On this organized crime tip—you’re just off The Cartel, and I felt unsurprised to see The Force become, at least partially, a drug novel. Not because that’s “what you do,” but because a crime novel at a certain level, when you’re talking about institutions in America, has to become a drug novel, because that economy is embedded.
Exactly. It’s difficult to write a novel about big-city policing, whether it’s New York or Chicago, or anywhere else, without writing about drugs. In 2016, it’s disingenuous to write that novel without writing about the heroin epidemic.
I’d rather not have been writing about drugs, frankly—but that’s just what it is.
You say the most difficult conversations you had were about race, about the shooting of young black men. Were you talking to people other than cops?
I wanted to write about the race issue—if you’re going to write about a big-city police department in 2014-2016, when I was writing the novel, you have to write about race. You just do. It’s the reality of our times, and that’s going to be a sensitive and difficult subject on every level. Whether you’re talking to white cops or black cops or Hispanic cops, or people in the community, it’s a difficult subject.
It’s America’s original sin. I often say the era of mass incarceration didn’t begin in 1993, it began in 1690: it was called slavery. And for at least two hundred years of our country’s history, the police were not used to enforce laws to protect black people: they were used to enforce laws to enslave black people.
I know this is not your problem to solve, but can non-racist policing exist?
I think it’s a matter of time. I think it’s a generational issue, and I think it will get better. When you talk to cops, more forward-thinking police, what they tell you is that this is a recruiting issue and a training issue. Some people shouldn’t be cops, because either they’re overt racists, or they have—as we all do—conscious or semi-conscious biases. We all come from the same society, so if you ask me are cops racist, I say yes—just no less and no more than the society from which they come. The difference is, with a cop with a gun, that unconscious bias can become lethal.

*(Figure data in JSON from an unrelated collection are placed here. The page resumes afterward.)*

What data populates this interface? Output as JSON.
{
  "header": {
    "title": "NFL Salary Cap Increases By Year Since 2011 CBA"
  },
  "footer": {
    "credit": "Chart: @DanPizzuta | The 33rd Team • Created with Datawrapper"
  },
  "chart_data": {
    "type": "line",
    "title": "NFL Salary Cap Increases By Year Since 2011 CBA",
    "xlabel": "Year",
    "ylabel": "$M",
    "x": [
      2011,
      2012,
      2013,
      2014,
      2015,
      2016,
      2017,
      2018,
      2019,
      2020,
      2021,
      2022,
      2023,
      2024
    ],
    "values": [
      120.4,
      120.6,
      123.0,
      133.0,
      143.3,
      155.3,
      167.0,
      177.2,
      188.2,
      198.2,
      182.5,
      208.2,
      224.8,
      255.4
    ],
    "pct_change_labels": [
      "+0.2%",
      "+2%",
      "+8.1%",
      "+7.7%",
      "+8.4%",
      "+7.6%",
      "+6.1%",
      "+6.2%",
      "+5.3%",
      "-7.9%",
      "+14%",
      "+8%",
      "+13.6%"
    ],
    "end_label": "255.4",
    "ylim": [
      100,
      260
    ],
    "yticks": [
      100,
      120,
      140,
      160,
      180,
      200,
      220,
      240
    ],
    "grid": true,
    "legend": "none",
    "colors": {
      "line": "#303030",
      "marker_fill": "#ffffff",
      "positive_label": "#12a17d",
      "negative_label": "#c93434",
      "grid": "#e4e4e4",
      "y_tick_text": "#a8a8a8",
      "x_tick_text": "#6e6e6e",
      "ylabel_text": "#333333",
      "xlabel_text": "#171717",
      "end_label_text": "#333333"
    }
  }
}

Denny does a certain part of policing well, though he does cut corners, indulging in that second type of corruption you were talking about, taking shortcuts for reasons he believes to be ethical. Malone cares, deeply, about his community. That’s why I’m always putting quotes around “dirty cop” and “bad cop” here. Denny thinks he is trying to be a good cop, and he is succeeding in some ways.

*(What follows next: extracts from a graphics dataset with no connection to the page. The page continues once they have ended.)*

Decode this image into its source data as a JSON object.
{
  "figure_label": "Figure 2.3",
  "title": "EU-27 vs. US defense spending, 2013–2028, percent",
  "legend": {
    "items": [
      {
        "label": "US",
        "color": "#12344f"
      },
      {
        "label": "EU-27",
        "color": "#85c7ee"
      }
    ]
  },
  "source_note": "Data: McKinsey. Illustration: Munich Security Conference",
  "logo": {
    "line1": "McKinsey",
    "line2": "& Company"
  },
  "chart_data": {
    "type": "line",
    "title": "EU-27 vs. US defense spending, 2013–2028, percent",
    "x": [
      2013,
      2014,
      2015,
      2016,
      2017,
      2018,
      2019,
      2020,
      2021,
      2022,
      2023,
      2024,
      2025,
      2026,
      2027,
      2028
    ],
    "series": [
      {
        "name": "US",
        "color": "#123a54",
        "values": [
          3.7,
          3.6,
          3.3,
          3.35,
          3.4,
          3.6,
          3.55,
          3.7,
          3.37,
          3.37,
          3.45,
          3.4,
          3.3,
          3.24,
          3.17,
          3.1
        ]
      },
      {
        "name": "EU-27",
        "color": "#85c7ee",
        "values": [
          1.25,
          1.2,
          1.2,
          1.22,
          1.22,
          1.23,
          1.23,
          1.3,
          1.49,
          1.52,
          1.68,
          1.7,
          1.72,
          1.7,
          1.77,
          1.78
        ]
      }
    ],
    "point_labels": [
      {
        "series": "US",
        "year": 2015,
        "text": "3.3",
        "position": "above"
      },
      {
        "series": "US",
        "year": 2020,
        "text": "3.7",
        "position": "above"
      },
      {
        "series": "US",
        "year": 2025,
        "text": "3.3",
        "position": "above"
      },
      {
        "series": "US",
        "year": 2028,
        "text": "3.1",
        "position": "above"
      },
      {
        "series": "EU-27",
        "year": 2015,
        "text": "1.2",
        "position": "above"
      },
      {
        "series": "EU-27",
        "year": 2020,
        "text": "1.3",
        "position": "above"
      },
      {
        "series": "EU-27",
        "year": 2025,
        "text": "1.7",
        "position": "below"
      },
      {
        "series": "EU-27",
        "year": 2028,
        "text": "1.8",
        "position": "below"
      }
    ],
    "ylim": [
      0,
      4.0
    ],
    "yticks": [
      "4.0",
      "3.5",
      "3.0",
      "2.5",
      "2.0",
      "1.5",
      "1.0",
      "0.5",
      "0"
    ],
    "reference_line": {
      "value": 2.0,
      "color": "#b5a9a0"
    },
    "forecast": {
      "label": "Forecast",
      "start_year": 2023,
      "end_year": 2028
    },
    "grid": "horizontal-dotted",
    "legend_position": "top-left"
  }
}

I think about character—I never think about good or bad, or anti-hero or those things. It’s not my job to make those judgments. My job is to bring people into a world that they otherwise couldn’t enter, and show them that world through those people’s eyes. So when I’m sitting down to type, I’m never making those judgments.
Denny’s a complicated guy, but most human beings are. As a fiction writer, it’s not useful to label people—but when I’m not on the job, I might have my own opinions.